Simple can be harder than complex: You have to work hard to get your thinking clean to make it simple. But it’s worth it in the end because once you get there, you can move mountains.
Awww. I’m going to have to spend a few hours reworking my task management system now.
I’m using Obsidian Tasks. I use “Highest Priority” to demark things I’m doing today/next, regardless of due date (which allows me to set priorities on a daily basis, rather than simply relying on previously established due dates).
The main thing is being open to flexibility. Right now, I’m tired after a bunch of meetings, so it’s a good time to do less demanding, but need to be done sometime, tasks.
The article is a good reminder to a) make things timebound and b) include everything. I tend to forget things like reading, and just do something like that when the more formal tasks are done.
As a side note, Carl Pullein is doing these days a “3 months project” of using a Franklin planner (even in digital form in something like Opus One app, which I find very useful in terms of workflow but atrocious in terms of UI). Perhaps going back to these type of more limited tools makes sense.
It’s a classic business parable and can be a nice way to cut through and focus.
My responsibilities and long-term plans are the fundamentals, whether I list them somewhere or keep them circulating in my head. If I want to make those lists shorter, I need to change what I want to accomplish, not write out a subset of them on a new list.
But for many of us with ADHD, having a short list with nothing on it but what I can do today is essential to staying focused and avoiding overwhelm, and those daily lists are necessarily subsets of long, medium, and even relatively short term goals.
I’ve been really busy recently (that’s why I’ve been on MPU so much ) - NotePlan is collecting all my pending tasks, but to be honest I’m just writing a daily list on a piece of paper (or on my iPad if I’m feeling fancy). Sometimes the old systems are the best. I think it’s interesting how often I revert to systems I adopted years ago whenever I’m stressed (my never-ending battle to not use Apple Notes when I have better apps set up is also evidence of this!).

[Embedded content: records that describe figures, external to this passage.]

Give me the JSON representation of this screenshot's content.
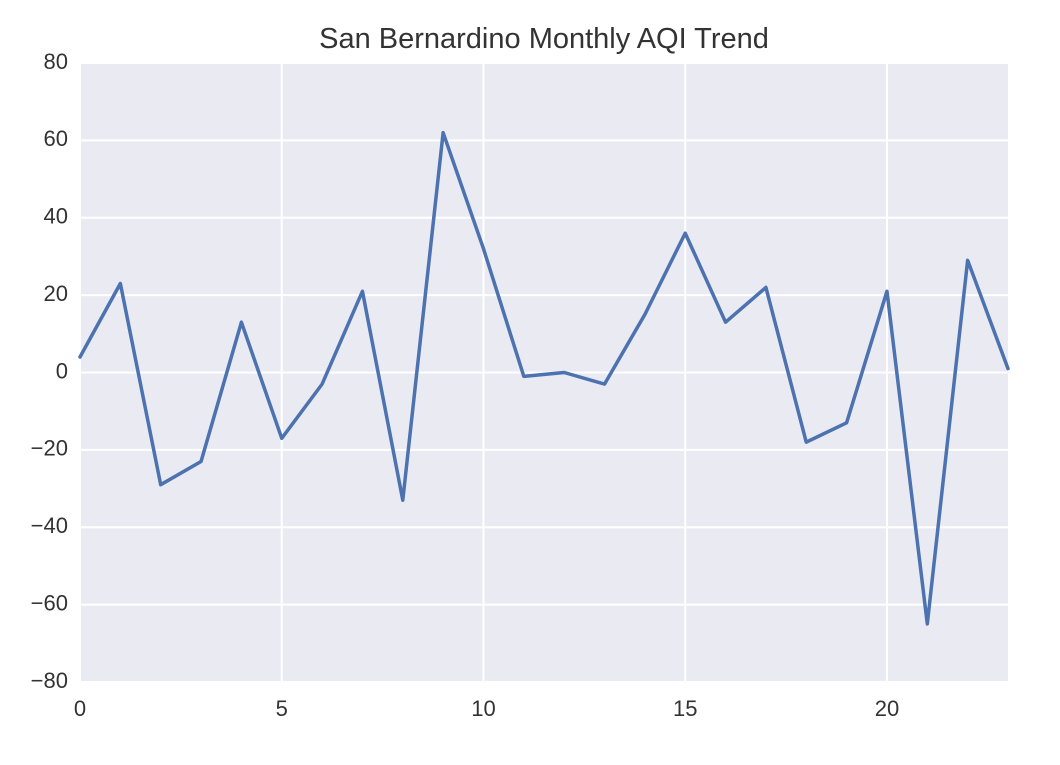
{
  "chart_data": {
    "type": "line",
    "title": "San Bernardino Monthly AQI Trend",
    "xlabel": "",
    "ylabel": "",
    "xlim": [
      0,
      23
    ],
    "ylim": [
      -80,
      80
    ],
    "x_ticks": [
      0,
      5,
      10,
      15,
      20
    ],
    "y_ticks": [
      -80,
      -60,
      -40,
      -20,
      0,
      20,
      40,
      60,
      80
    ],
    "grid": true,
    "legend": "none",
    "series": [
      {
        "x": [
          0,
          1,
          2,
          3,
          4,
          5,
          6,
          7,
          8,
          9,
          10,
          11,
          12,
          13,
          14,
          15,
          16,
          17,
          18,
          19,
          20,
          21,
          22,
          23
        ],
        "y": [
          4,
          23,
          -29,
          -23,
          13,
          -17,
          -3,
          21,
          -33,
          62,
          32,
          -1,
          0,
          -3,
          15,
          36,
          13,
          22,
          -18,
          -13,
          21,
          -65,
          29,
          1
        ],
        "color": "#4c72b0"
      }
    ],
    "colors": {
      "plot_background": "#eaeaf2",
      "grid": "#ffffff",
      "line": "#4c72b0",
      "text": "#333333"
    }
  }
}
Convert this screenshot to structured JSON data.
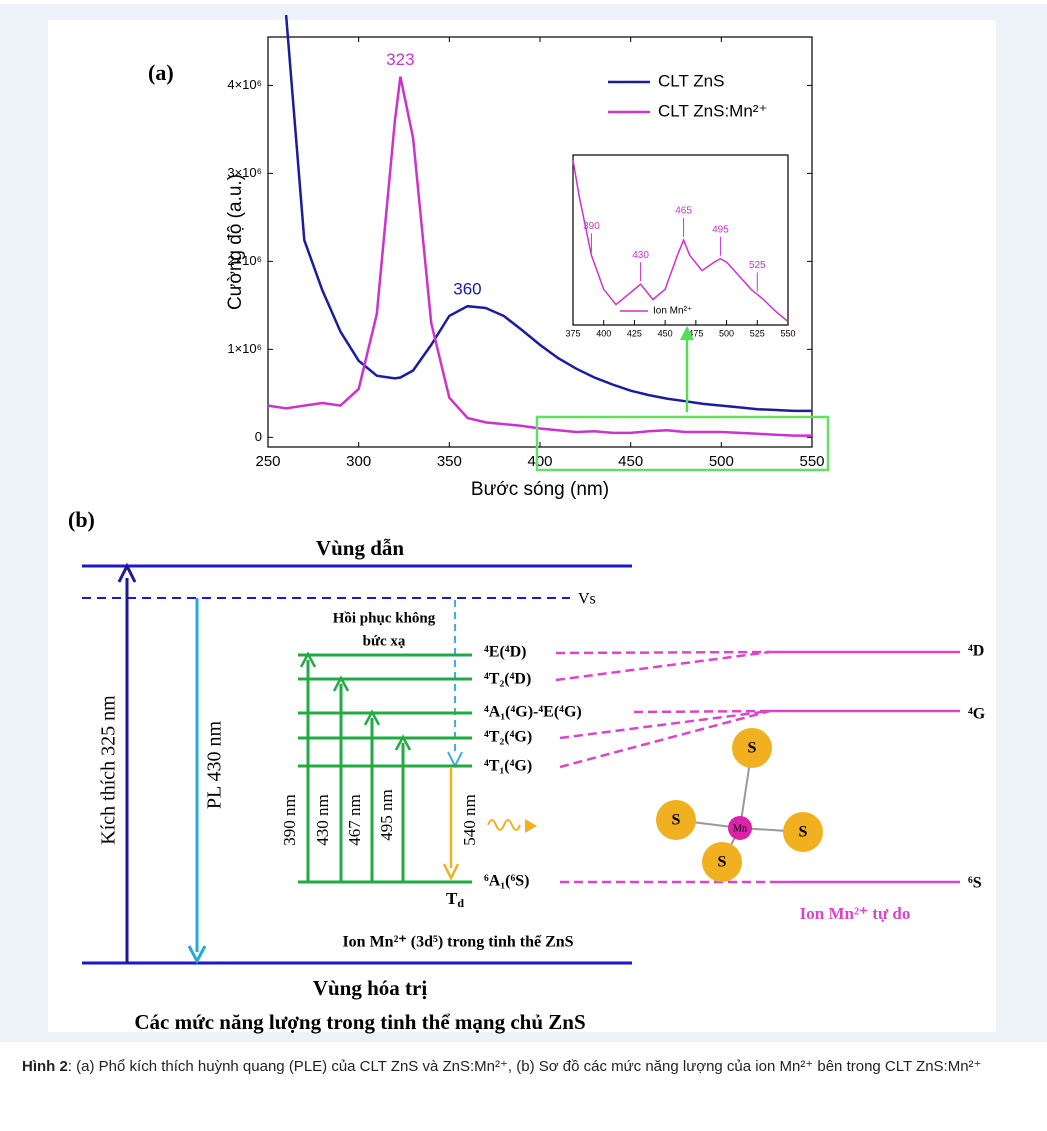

US $100 for some note cards and a tray to hold them! No thank you.
I received one of those page a day desk calendars last Christmas. The back of each day’s page is a blank sheet of graph paper. I keep these pages together with a binder clip I had in a desk drawer.
Interesting statement, that one — which is the better app, the one you naturally use and that fits smoothly into your brain, or the one with more features or “power user endorsement”?
If you’re into a daily paper task list and want something a little special, but don’t want to buy someone else’s system, ordering your own custom cards works great. I used The Paper Mill Store. No one sells prepackaged cards in the pound, color, finish and dimensions i wanted, so they cut a thousand for about $100. They ship in blocks of 250 so I just need to keep a small box on a shelf. (That’s a competitive price, and their cuts were better than what I could’ve managed.)
Yeah, I put them in the same category as 18 karat gold Apple Watches. My first ‘To Do’ lists were on paper and it remains my preferred back up method.
Everyone in my company had those page a day desk calendars when I started in I.T. And I was constantly “borrowing” pages from the used side to write down the requests/complaints that people mentioned as I walked through the factory.
I’ve been doing something similar in Things. I mark tasks to show up in Today and then I do a quick review in the morning to see if anything more urgent has shown up. I don’t have a hard limit on the number of items, but try to keep it to single digits. If it is more than that, I tag it and push it out of today. That list will be the starting point for the next day’s list of tasks.